Zoon: "Aaah. Zijn tante H. en nonkel M. broer en zus?"
Ik: "Nee, nonkel M. is de vriend van tante H., ze vinden elkaar lief. Net zoals mama en papa."
Zoon: "Zijn tante H. en nonkel M. dan ook verliefd?"
Ik: "Ja, ze zien elkaar graag. Sommige mensen trouwen dan, omdat ze van elkaar houden, maar niet iedereen doet dat, dat moet ook niet om elkaar graag te zien."
Zoon: "Ok."
Hij wordt even stil, ik zie hoe hij de informatie die ik net gaf, probeert te verwerken.
Zoon: "Ik ga ook trouwen, mama."
Ik: "Fijn schat, weet je al met wie?"
Zoon: "Ja, met Zus, want ik vind haar lief."

Gesprek 2

We zitten aan tafel, naast de auto dé plek voor filosofische gesprekjes.
Zoon: "Mama, waar kom ik vandaan?"
Ik: "Jij komt uit mijn buik."
Zoon: "En Zus?"
Papa: "Ook uit de buik van mama."
Zoon: "En jij, mama?"
Ik: "Uit de buik van oma L. En papa komt uit de buik van oma M."
Hij denkt even na en antwoordt dan kordaat: "Maar dat wil ik niet! Ik wil uit de buik van papa komen!"
Euhm ja ... wat zeg je daarop?
We leggen hem uit dat kindjes uit de buik van mama's komen, omdat de kindjes niet langs het 'pieleke' van papa's kunnen. Een beetje stuntelig misschien, maar hij neemt er genoegen mee.

Gesprek 3

Zoon: "Mama, ik wil dat Sinterklaas en Zwarte Piet nog eens komen."
Ik: "Die komen wel terug, maar dat duurt nog een tijdje."
Zoon: "Waarom?"
Ik: "Ze zitten nu in Spanje en komen alleen in december naar ons."
Zoon: "Waarom?"

Mja, waarom eigenlijk? Omdat de Sint enkel op zijn verjaardag komt om cadeautjes te schenken? Waarschijnlijk had dat een bevredigend antwoord geweest, maar daar kwam ik toen even niet op. Net zoals op vele andere momenten stond ik met mijn mond vol tanden.

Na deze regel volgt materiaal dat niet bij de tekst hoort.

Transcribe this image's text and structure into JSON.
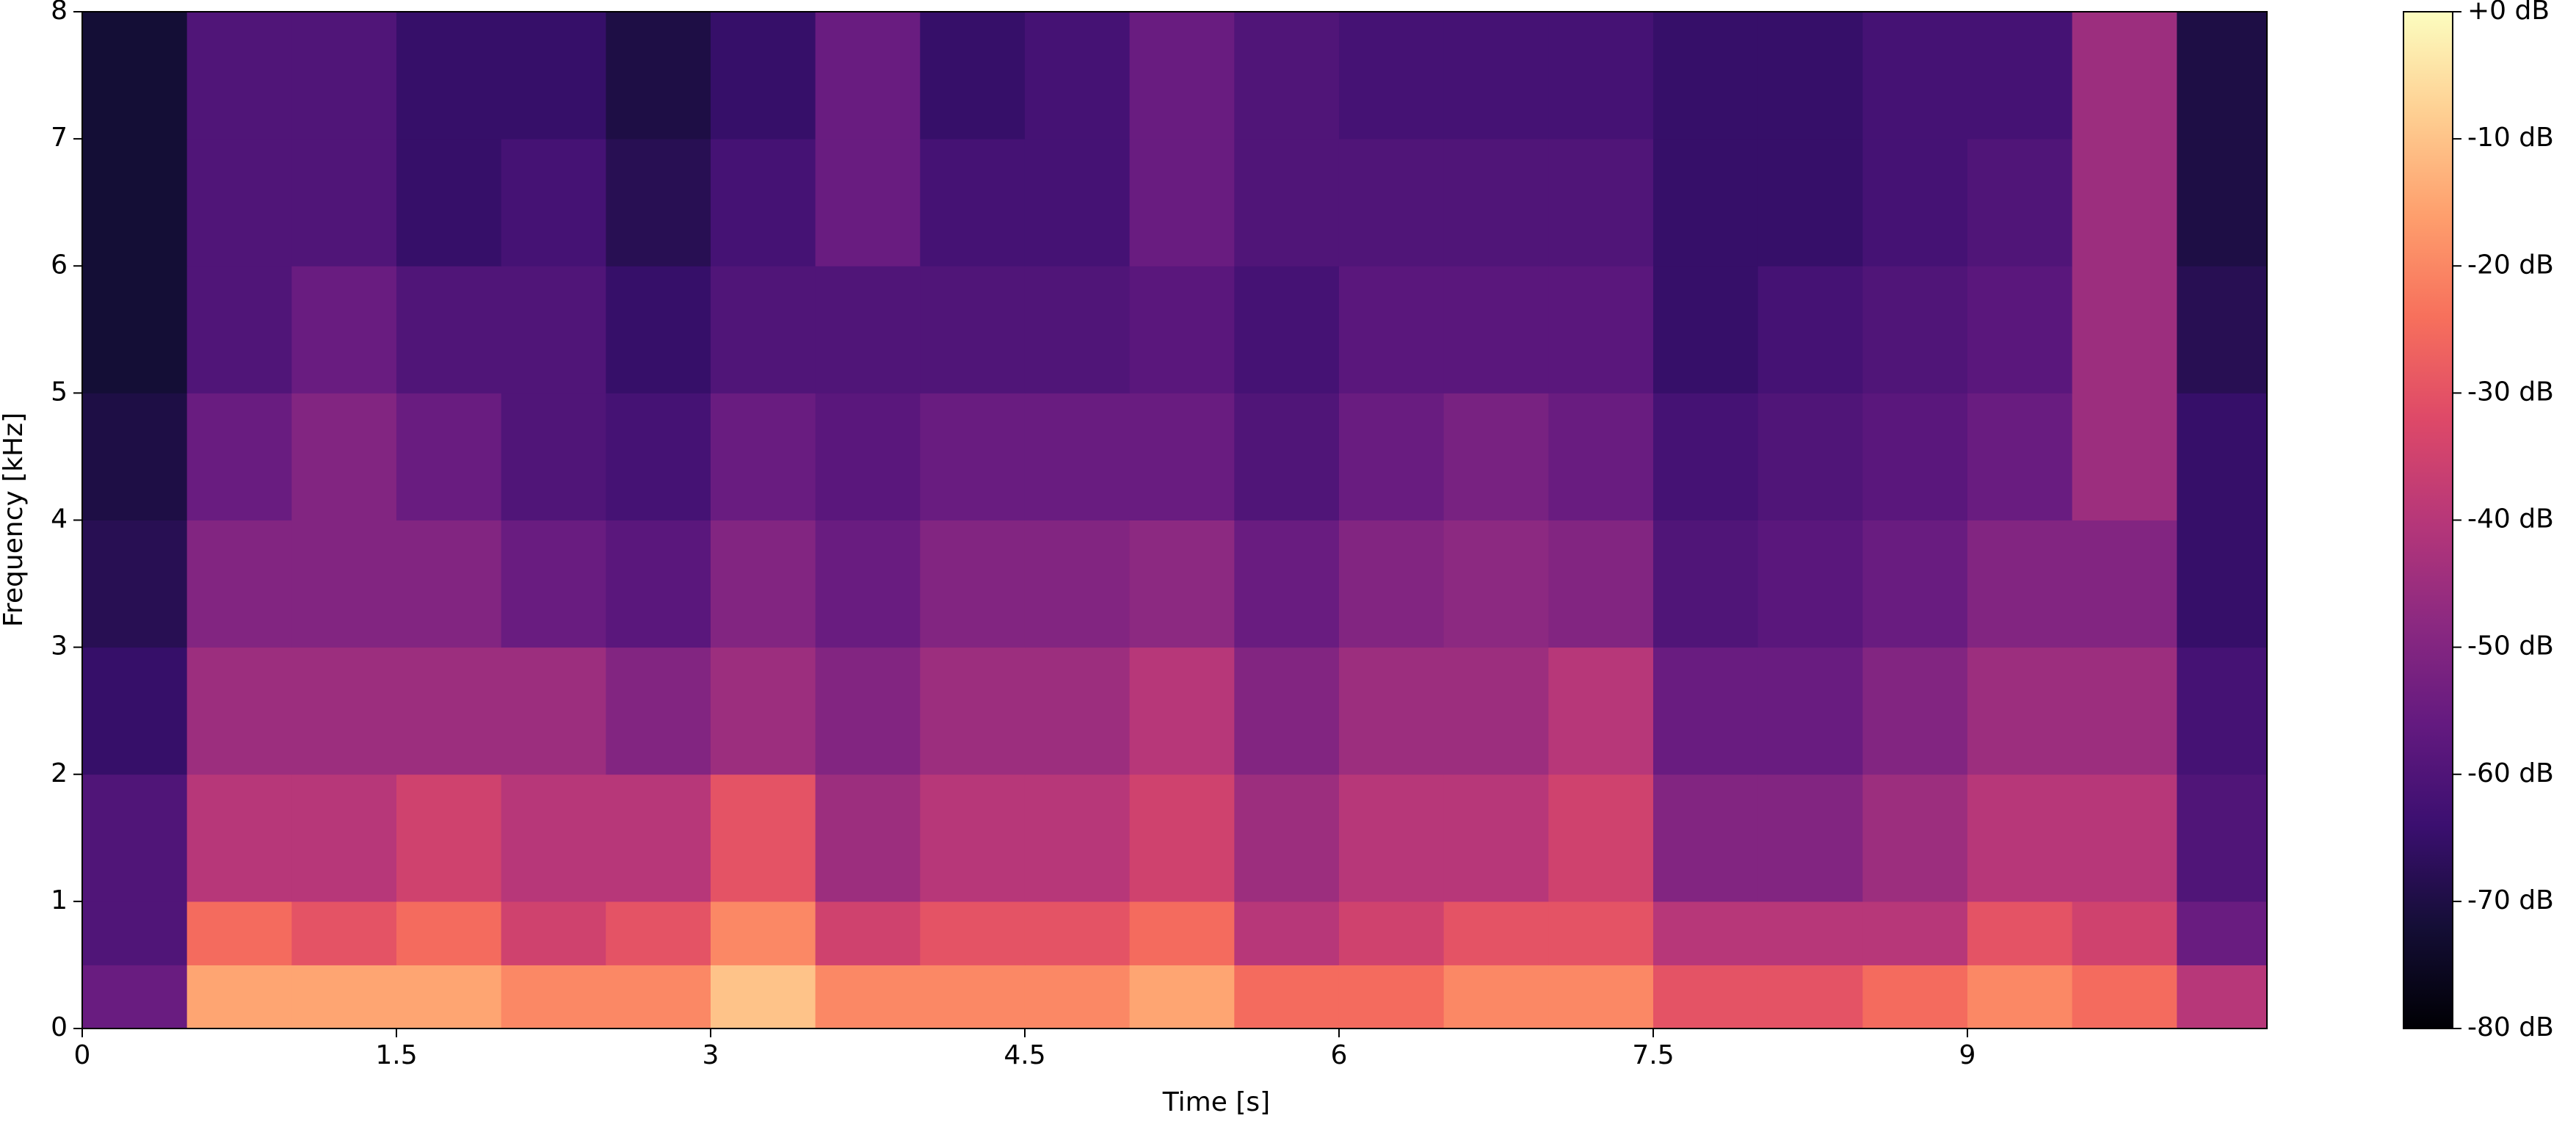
{
  "chart_data": {
    "type": "spectrogram",
    "xlabel": "Time [s]",
    "ylabel": "Frequency [kHz]",
    "xlim": [
      0,
      10.43
    ],
    "ylim": [
      0,
      8
    ],
    "xticks": [
      0,
      1.5,
      3,
      4.5,
      6,
      7.5,
      9
    ],
    "yticks": [
      0,
      1,
      2,
      3,
      4,
      5,
      6,
      7,
      8
    ],
    "time_bins": [
      0,
      0.5,
      1,
      1.5,
      2,
      2.5,
      3,
      3.5,
      4,
      4.5,
      5,
      5.5,
      6,
      6.5,
      7,
      7.5,
      8,
      8.5,
      9,
      9.5,
      10,
      10.43
    ],
    "freq_bins": [
      0,
      0.5,
      1,
      2,
      3,
      4,
      5,
      6,
      7,
      8
    ],
    "colormap": "magma",
    "zlim": [
      -80,
      0
    ],
    "zticks": [
      {
        "value": 0,
        "label": "+0 dB"
      },
      {
        "value": -10,
        "label": "-10 dB"
      },
      {
        "value": -20,
        "label": "-20 dB"
      },
      {
        "value": -30,
        "label": "-30 dB"
      },
      {
        "value": -40,
        "label": "-40 dB"
      },
      {
        "value": -50,
        "label": "-50 dB"
      },
      {
        "value": -60,
        "label": "-60 dB"
      },
      {
        "value": -70,
        "label": "-70 dB"
      },
      {
        "value": -80,
        "label": "-80 dB"
      }
    ],
    "values": [
      [
        -55,
        -15,
        -15,
        -15,
        -20,
        -20,
        -10,
        -20,
        -20,
        -20,
        -15,
        -25,
        -25,
        -20,
        -20,
        -30,
        -30,
        -25,
        -20,
        -25,
        -40
      ],
      [
        -60,
        -25,
        -30,
        -25,
        -35,
        -30,
        -20,
        -35,
        -30,
        -30,
        -25,
        -40,
        -35,
        -30,
        -30,
        -40,
        -40,
        -40,
        -30,
        -35,
        -55
      ],
      [
        -60,
        -40,
        -40,
        -35,
        -40,
        -40,
        -30,
        -45,
        -40,
        -40,
        -35,
        -45,
        -40,
        -40,
        -35,
        -50,
        -50,
        -45,
        -40,
        -40,
        -60
      ],
      [
        -65,
        -45,
        -45,
        -45,
        -45,
        -50,
        -45,
        -50,
        -45,
        -45,
        -40,
        -50,
        -45,
        -45,
        -40,
        -55,
        -55,
        -50,
        -45,
        -45,
        -62
      ],
      [
        -68,
        -50,
        -50,
        -50,
        -55,
        -58,
        -50,
        -55,
        -50,
        -50,
        -48,
        -55,
        -50,
        -48,
        -50,
        -60,
        -58,
        -55,
        -50,
        -50,
        -65
      ],
      [
        -70,
        -55,
        -50,
        -55,
        -60,
        -62,
        -55,
        -58,
        -55,
        -55,
        -55,
        -60,
        -55,
        -52,
        -55,
        -62,
        -60,
        -58,
        -55,
        -45,
        -65
      ],
      [
        -72,
        -60,
        -55,
        -60,
        -60,
        -65,
        -60,
        -60,
        -60,
        -60,
        -58,
        -62,
        -58,
        -58,
        -58,
        -65,
        -62,
        -60,
        -58,
        -45,
        -68
      ],
      [
        -72,
        -60,
        -60,
        -65,
        -62,
        -68,
        -62,
        -55,
        -62,
        -62,
        -55,
        -60,
        -60,
        -60,
        -60,
        -65,
        -65,
        -62,
        -60,
        -45,
        -70
      ],
      [
        -72,
        -60,
        -60,
        -65,
        -65,
        -70,
        -65,
        -55,
        -65,
        -62,
        -55,
        -60,
        -62,
        -62,
        -62,
        -65,
        -65,
        -62,
        -62,
        -45,
        -70
      ]
    ]
  }
}
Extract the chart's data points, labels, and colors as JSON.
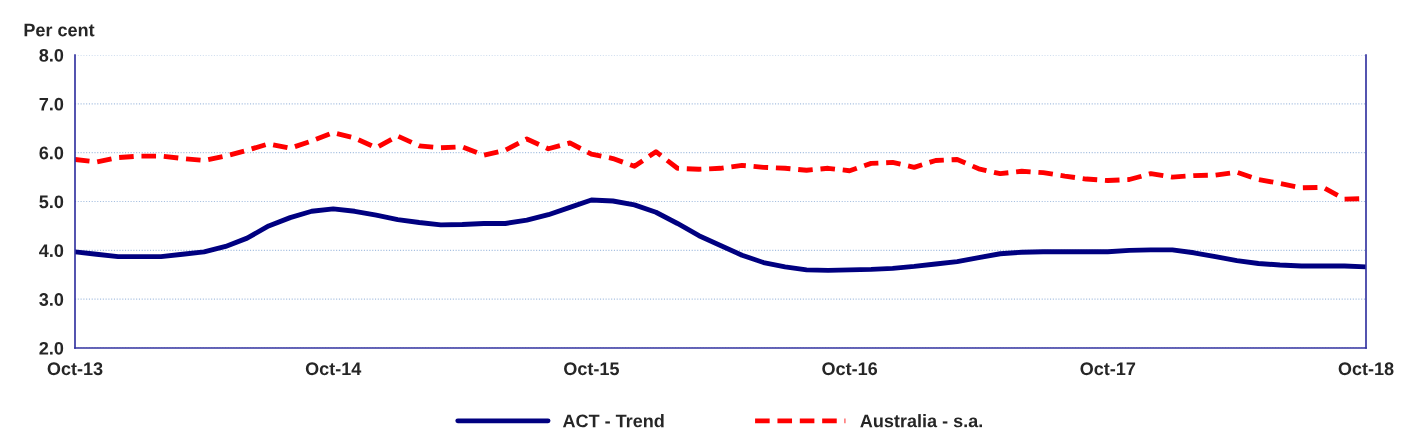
{
  "chart_data": {
    "type": "line",
    "ylabel": "Per cent",
    "categories": [
      "Oct-13",
      null,
      null,
      null,
      null,
      null,
      null,
      null,
      null,
      null,
      null,
      null,
      "Oct-14",
      null,
      null,
      null,
      null,
      null,
      null,
      null,
      null,
      null,
      null,
      null,
      "Oct-15",
      null,
      null,
      null,
      null,
      null,
      null,
      null,
      null,
      null,
      null,
      null,
      "Oct-16",
      null,
      null,
      null,
      null,
      null,
      null,
      null,
      null,
      null,
      null,
      null,
      "Oct-17",
      null,
      null,
      null,
      null,
      null,
      null,
      null,
      null,
      null,
      null,
      null,
      "Oct-18"
    ],
    "series": [
      {
        "name": "ACT - Trend",
        "color": "#000080",
        "line_style": "solid",
        "values": [
          3.97,
          3.92,
          3.87,
          3.87,
          3.87,
          3.92,
          3.97,
          4.08,
          4.25,
          4.5,
          4.67,
          4.8,
          4.85,
          4.8,
          4.72,
          4.63,
          4.57,
          4.52,
          4.53,
          4.55,
          4.55,
          4.62,
          4.73,
          4.88,
          5.03,
          5.01,
          4.93,
          4.78,
          4.55,
          4.3,
          4.1,
          3.9,
          3.75,
          3.66,
          3.6,
          3.59,
          3.6,
          3.61,
          3.63,
          3.67,
          3.72,
          3.77,
          3.85,
          3.93,
          3.96,
          3.97,
          3.97,
          3.97,
          3.97,
          4.0,
          4.01,
          4.01,
          3.95,
          3.87,
          3.79,
          3.73,
          3.7,
          3.68,
          3.68,
          3.68,
          3.66
        ]
      },
      {
        "name": "Australia - s.a.",
        "color": "#ff0000",
        "line_style": "dashed",
        "values": [
          5.86,
          5.81,
          5.9,
          5.93,
          5.93,
          5.88,
          5.84,
          5.93,
          6.05,
          6.18,
          6.09,
          6.24,
          6.41,
          6.3,
          6.1,
          6.34,
          6.14,
          6.1,
          6.12,
          5.95,
          6.05,
          6.28,
          6.08,
          6.2,
          5.97,
          5.88,
          5.72,
          6.02,
          5.68,
          5.66,
          5.68,
          5.74,
          5.7,
          5.68,
          5.64,
          5.68,
          5.63,
          5.78,
          5.8,
          5.7,
          5.84,
          5.86,
          5.67,
          5.57,
          5.62,
          5.59,
          5.52,
          5.46,
          5.43,
          5.45,
          5.57,
          5.5,
          5.53,
          5.54,
          5.6,
          5.45,
          5.37,
          5.28,
          5.29,
          5.05,
          5.06
        ]
      }
    ],
    "ylim": [
      2.0,
      8.0
    ],
    "yticks": [
      {
        "value": 2,
        "label": "2.0"
      },
      {
        "value": 3,
        "label": "3.0"
      },
      {
        "value": 4,
        "label": "4.0"
      },
      {
        "value": 5,
        "label": "5.0"
      },
      {
        "value": 6,
        "label": "6.0"
      },
      {
        "value": 7,
        "label": "7.0"
      },
      {
        "value": 8,
        "label": "8.0"
      }
    ],
    "grid": "y",
    "legend": "bottom",
    "marker": "none"
  }
}
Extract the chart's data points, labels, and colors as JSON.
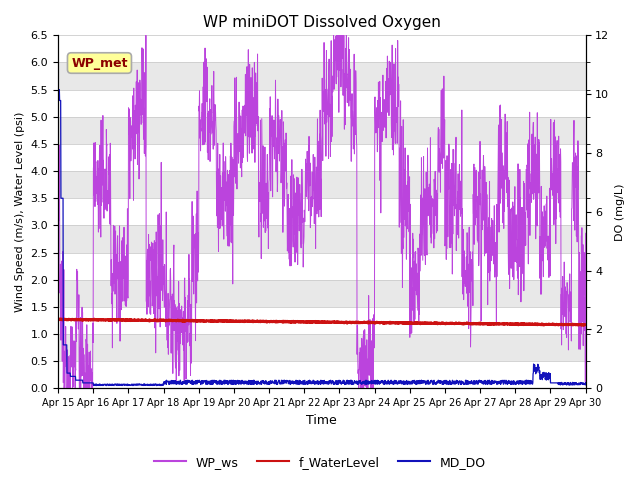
{
  "title": "WP miniDOT Dissolved Oxygen",
  "xlabel": "Time",
  "ylabel_left": "Wind Speed (m/s), Water Level (psi)",
  "ylabel_right": "DO (mg/L)",
  "annotation_text": "WP_met",
  "annotation_color": "#8B0000",
  "annotation_bg": "#FFFF99",
  "annotation_border": "#AAAAAA",
  "left_ylim": [
    0,
    6.5
  ],
  "right_ylim": [
    0,
    12
  ],
  "left_yticks": [
    0.0,
    0.5,
    1.0,
    1.5,
    2.0,
    2.5,
    3.0,
    3.5,
    4.0,
    4.5,
    5.0,
    5.5,
    6.0,
    6.5
  ],
  "right_yticks": [
    0,
    2,
    4,
    6,
    8,
    10,
    12
  ],
  "bg_color": "#ffffff",
  "plot_bg_color": "#ffffff",
  "wp_ws_color": "#BB44DD",
  "f_waterlevel_color": "#CC1111",
  "md_do_color": "#1111BB",
  "legend_labels": [
    "WP_ws",
    "f_WaterLevel",
    "MD_DO"
  ],
  "x_tick_days": [
    15,
    16,
    17,
    18,
    19,
    20,
    21,
    22,
    23,
    24,
    25,
    26,
    27,
    28,
    29,
    30
  ],
  "stripe_color": "#e8e8e8",
  "grid_color": "#cccccc"
}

Ik probeer steeds een antwoord te geven en tracht zoveel mogelijk 'daarom' te vermijden, maar soms is het echt niet zo simpel. Toch vind ik dat niet per se frustrerend, eerder een kans om nog eens stil te staan bij de kleine dingen des levens, die de wereld van onze kinderen kunnen overheersen zonder dat wij er acht op slaan. Elke vraag is een uitdaging, die ik met twee handen probeer aan te grijpen*, om samen met mijn kinderen op zoek te gaan naar een antwoord. Of gewoon tot de conclusie komen dat we niet alles kunnen weten en dat sommige dingen gewoon zijn zoals ze zijn.

______________________________________
* tja, eerlijk is eerlijk: soms heb ik ook geen tijd, zin of is de moment niet echt geschikt, zoals toen ik gestresseerd achter het stuur zat en de rotonde bijna langs de verkeerde richting nam. Door zo'n vragen schakel ik mijn automatische piloot wel eens uit en weet ik even niet meer hoe de (voor mij) 'normaalste' zaken ook alweer gaan. We zijn er zonder kleerscheuren afgekomen, moest u het zich afvragen.